Have you seen that Series of Unfortunate Events movie? The one based on the book. And Jim Carrey stars in the movie? Well I have started to turn in to the Meryl Streep character. Yep, that crazy lady who tells the kids not to stand too close to the fridge for fear it will fall on them. The crazy lady who is worried that the doorknobs will shatter and a piece will get in to their eyes. The crazy lady who serves cold soup because she doesn’t want them to get burned.
Yep that’s me. Crazy lady.
I had a really bad night at school last night. So bad I had to stop at convenience store on the way to grab a Mt. Dew and Sour Patch Kids. Comfort food.
It all started when got to school and my usual parking lot was full. FULL. Last time it was full I turned around and drove home. [Did I mention it takes me about 40 minutes to get to school? And then, of course, another 40 minutes to get home?] I drove around for a little bit hoping people would leave my beloved parking lot. But no. It was full. I seriously thought about driving home, but I knew I couldn’t skip another day of class.
So I bit the bullet and parked in another lot. This lot has meters instead of taking a ticket and paying on your way out. I only had enough change for 1 hour and 50 minutes. That would get me to 8:45. I’d have to worry about what to do when that time came around.
Then I went to class. The whole time I kept thinking about what I was going to do at 8:45. Should I ask somebody for change? All I had was a $20 bill and a $5 bill. Maybe somebody would have change. But then I would have to talk to a complete stranger and beg for change. I wasn’t really to keen on that idea.
Instead I decided I would just go out and move my car to the other lot at 8:45.
But my teacher threw us for a loop. He decided we would spend the second half of the class in the computer lab. Now this class is supposed to be broken in to two parts. The first part in the classroom and the second part in the computer lab. I have no idea why. It’s a statistics class. There really is no need for an computer work. But they have some program called “Mini Tab” or something that is basically a big calculator that figures test statistics and p-values and ANOVAs and all that fun stuff. All the stuff we spend a whole peice of paper figuring by hand. Personally I like figuring it by hand. The computer spitting a number at me isn’t teaching me a damn thing. But that’s really here nor there as far as my crazy lady story goes.
So anway, we all headed down to the computer lab. I figured I could put my stuff down and then run out to move my car. Only when we got to the lab people were in there. Damn. What was I going to do now? I couldn’t leave. What if the people refused to leave and our teacher decided to send us to a different classroom. If I went out to move my car I’d never find them again. So I stayed and waited.
We finished with the computers at 8:45. My magic 8:45 number. But we hadn’t taken our quiz yet. I couldn’t just get up and move my car as he was handing out the quiz. So I stayed and took the quiz.
Through the whole quiz I kept thinking “they are going to tow my car.” Why I thought they would tow my car rather then just give me a ticket I have no idea. This is just the way my crazy anxiety filled brain works. I can’t explain it.
I rushed through the quiz and practically sprinted to my car. My car was still there. And I didn’t even get a ticket. Whew!

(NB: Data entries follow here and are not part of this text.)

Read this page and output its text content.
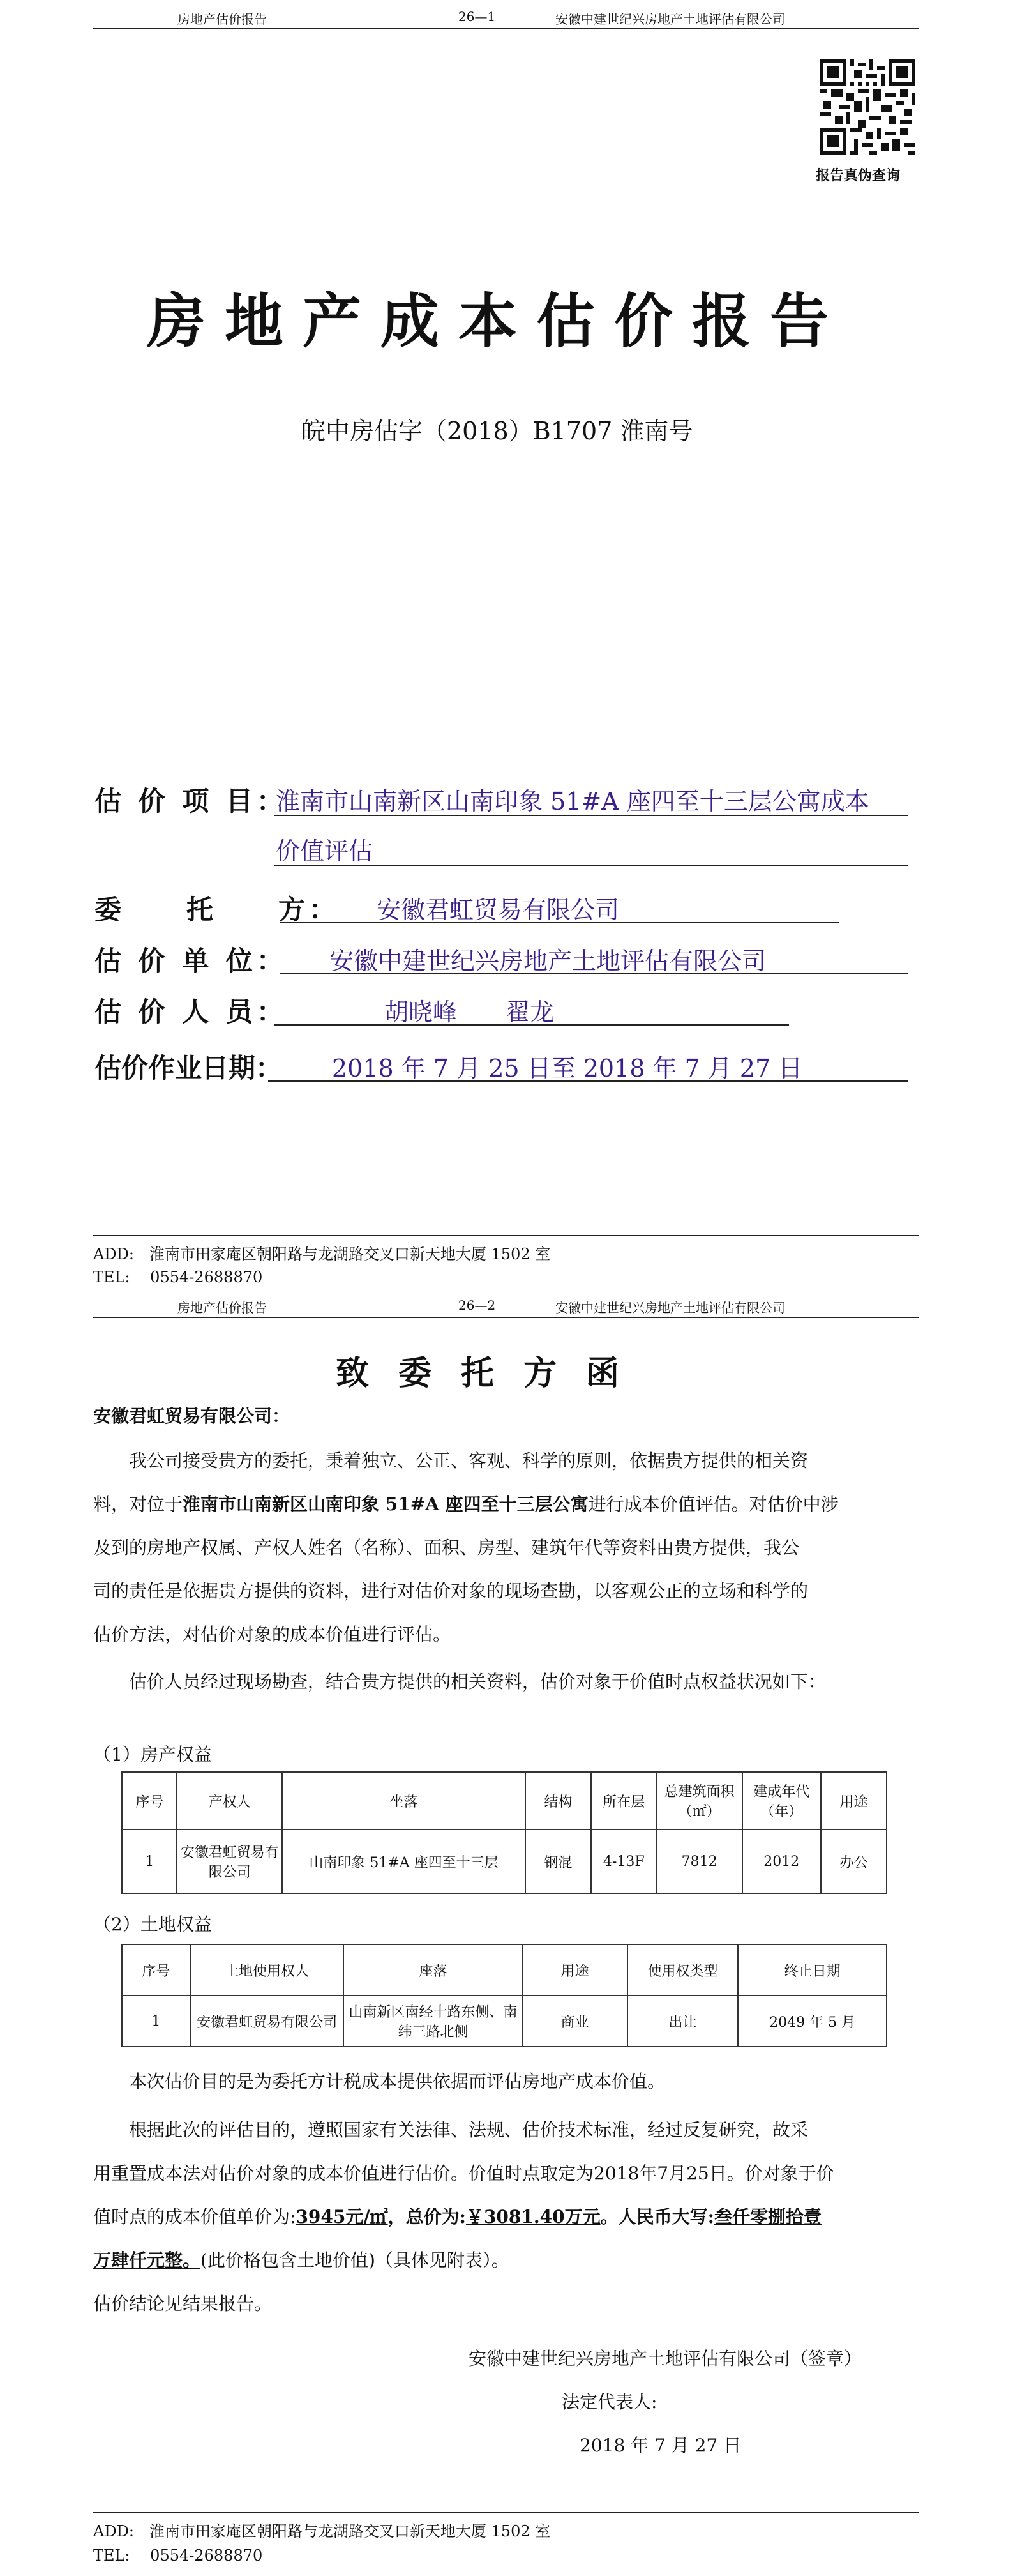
房地产估价报告	26—1	安徽中建世纪兴房地产土地评估有限公司
报告真伪查询
房地产成本估价报告
皖中房估字（2018）B1707 淮南号
估 价 项 目：
淮南市山南新区山南印象 51#A 座四至十三层公寓成本
价值评估
委　　托　　方： 安徽君虹贸易有限公司
估 价 单 位： 安徽中建世纪兴房地产土地评估有限公司
估 价 人 员：	胡晓峰　　翟龙
估价作业日期： 2018 年 7 月 25 日至 2018 年 7 月 27 日
ADD:　淮南市田家庵区朝阳路与龙湖路交叉口新天地大厦 1502 室
TEL:　 0554-2688870
房地产估价报告	26—2	安徽中建世纪兴房地产土地评估有限公司
致委托方函
安徽君虹贸易有限公司：
我公司接受贵方的委托，秉着独立、公正、客观、科学的原则，依据贵方提供的相关资
料，对位于淮南市山南新区山南印象 51#A 座四至十三层公寓进行成本价值评估。对估价中涉
及到的房地产权属、产权人姓名（名称）、面积、房型、建筑年代等资料由贵方提供，我公
司的责任是依据贵方提供的资料，进行对估价对象的现场查勘，以客观公正的立场和科学的
估价方法，对估价对象的成本价值进行评估。
估价人员经过现场勘查，结合贵方提供的相关资料，估价对象于价值时点权益状况如下：
（1）房产权益
序号	产权人	坐落	结构	所在层	总建筑面积（㎡）	建成年代（年）	用途
1	安徽君虹贸易有限公司	山南印象 51#A 座四至十三层	钢混	4-13F	7812	2012	办公
（2）土地权益
序号	土地使用权人	座落	用途	使用权类型	终止日期
1	安徽君虹贸易有限公司	山南新区南经十路东侧、南纬三路北侧	商业	出让	2049 年 5 月
本次估价目的是为委托方计税成本提供依据而评估房地产成本价值。
根据此次的评估目的，遵照国家有关法律、法规、估价技术标准，经过反复研究，故采
用重置成本法对估价对象的成本价值进行估价。价值时点取定为2018年7月25日。价对象于价
值时点的成本价值单价为:3945元/㎡，总价为:￥3081.40万元。人民币大写:叁仟零捌拾壹
万肆仟元整。(此价格包含土地价值)（具体见附表）。
估价结论见结果报告。
安徽中建世纪兴房地产土地评估有限公司（签章）
法定代表人:
2018 年 7 月 27 日
ADD:　淮南市田家庵区朝阳路与龙湖路交叉口新天地大厦 1502 室
TEL:　 0554-2688870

Then on the way home my car started to shake side-to-side. What the hell? I didn’t know what was going on. Was my tire about to blow? Was the wheel going to fall off? I tried to take deep breaths and figure out what to do. I was going around 74 [only 4 miles over the speed limit], so if my tire blew I would spin out of control and probably die. Should I pull over? Should I call Lee? As I was contemplating my death the semi in front of my moved out of my way over to the right lane.
And the shaking stopped. I must have been in the semi’s back draft or something. I didn’t feel the van shake again after that.
It’s a miracle I make it through a day without a complete nervous breakdown. Or a heart attack. If I wasn’t one of those weird people who hardly ever takes medicine I’d ask my doctor for some medication for this. But he already prescribed drugs for my asthmas. None of which I take with any consistency. So what’s the point. I guess I’ll just have to learn to live my “special” qualities.
In other news, Skyler is sick. Her jaw is really very swollen. It looks awful. It’s really bad on her left side. We are concerned that it might be mumps. The doctor doesn’t seem to think it’s mumps since she’s already had her MMR shots. But he did take some blood to check for mumps.
In the meantime she does have strep throat. And since this is not the first time she’s had strep [or the second or third time] and because she has enormous tonsils [I swear her tonsils are made for a grown man....a 250 pound man], she has an appointment with my ENT next month.
My ENT has seen her before. I brought her to one of my yearly appointments so he could look at her gigantic man-sized tonsils. At that time he agreed they were rather large. However, he said some people just have large tonsils and as long as she was a good eater and not snoring he didn’t really want to do surgery.
But now that she has strep [again] we may have to remove them. I don’t even want to think about my baby going under the knife. Every one of Caleb’s cleft surgeries about broke my heart. And now my little girl might have to have surgery. But I’m not going to worry about it until I have to. Right now I just hope she doesn’t have mumps and I hope she gets better.